E' costituzionalmente illegittimo per violazione degli artt. 117, terzo comma, e 120 Cost., il comma 1 dell'art. 44 della legge della Regione Campania 27 gennaio 2012, n. 1 (Disposizioni per la formazione del bilancio annuale 2012 e pluriennale 2012-2014 della Regione Campania - Legge finanziaria regionale 2012), quale sostituito dal comma 4 dell'art. 2 della legge della stessa Regione 9 agosto 2012, n. 27, limitatamente alle parole «per l'anno 2012 l'entrata di euro 15.700.000,00, già finalizzata alla copertura dell'ammortamento del debito sanitario pregresso al 31 dicembre 2005, non cartolarizzato, è rifinalizzata al finanziamento dei mutui contratti dagli enti locali per la realizzazione di opere pubbliche a valere sulla UPB 1.82.227». Infatti, la Regione Campania, con la disposizione denunciata, in elusione del vincolo di rispetto degli impegni finanziari previsti dal piano di rientro approvato con specifico accordo con lo Stato ai sensi del richiamato art. 1, comma 180, della legge n. 311 del 2004, nella specie, rifinalizza, ad altro scopo (finanziamento di mutui contratti dagli enti locali), per l'anno 2012, una parte (oltre 15 milioni di euro) dell'entrata destinata, a decorrere dal 2008 e per trent'anni, all'ammortamento del debito pregresso al 31 dicembre 2005.

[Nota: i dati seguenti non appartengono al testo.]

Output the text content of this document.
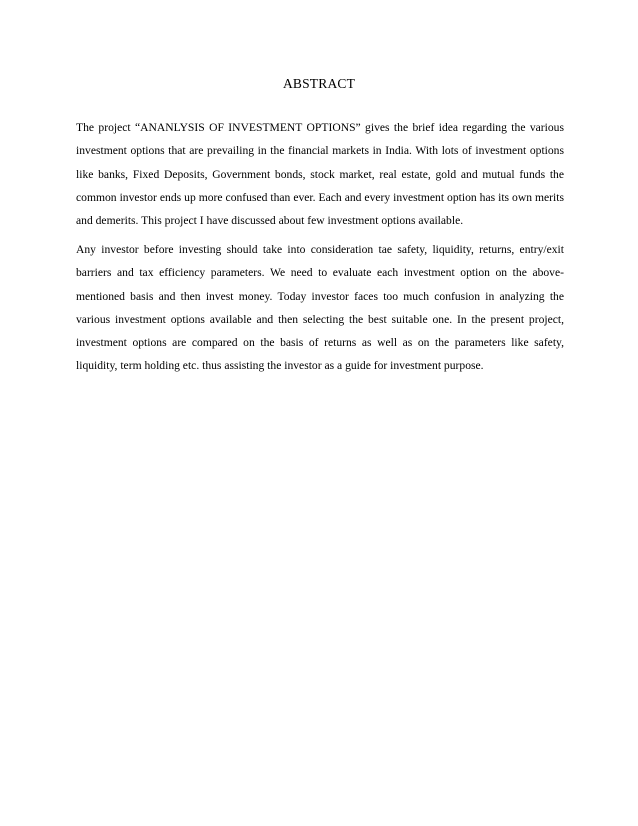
ABSTRACT

The project “ANANLYSIS OF INVESTMENT OPTIONS” gives the brief idea regarding the various investment options that are prevailing in the financial markets in India. With lots of investment options like banks, Fixed Deposits, Government bonds, stock market, real estate, gold and mutual funds the common investor ends up more confused than ever. Each and every investment option has its own merits and demerits. This project I have discussed about few investment options available.

Any investor before investing should take into consideration tae safety, liquidity, returns, entry/exit barriers and tax efficiency parameters. We need to evaluate each investment option on the above-mentioned basis and then invest money. Today investor faces too much confusion in analyzing the various investment options available and then selecting the best suitable one. In the present project, investment options are compared on the basis of returns as well as on the parameters like safety, liquidity, term holding etc. thus assisting the investor as a guide for investment purpose.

- Sui vincoli regionali a contenere i disavanzi del settore sanitario», v. citate sentenze nn. 79/2013, 91/2012 e 193/2007, anche in relazione al perseguimento di obiettivi nazionali, condizionati anche da obblighi comunitari», v. citate sentenze nn. 79/2013, 91/2012, 163/2011 e n. 123/2011, 141/2010, 100/2010 e 52/2010.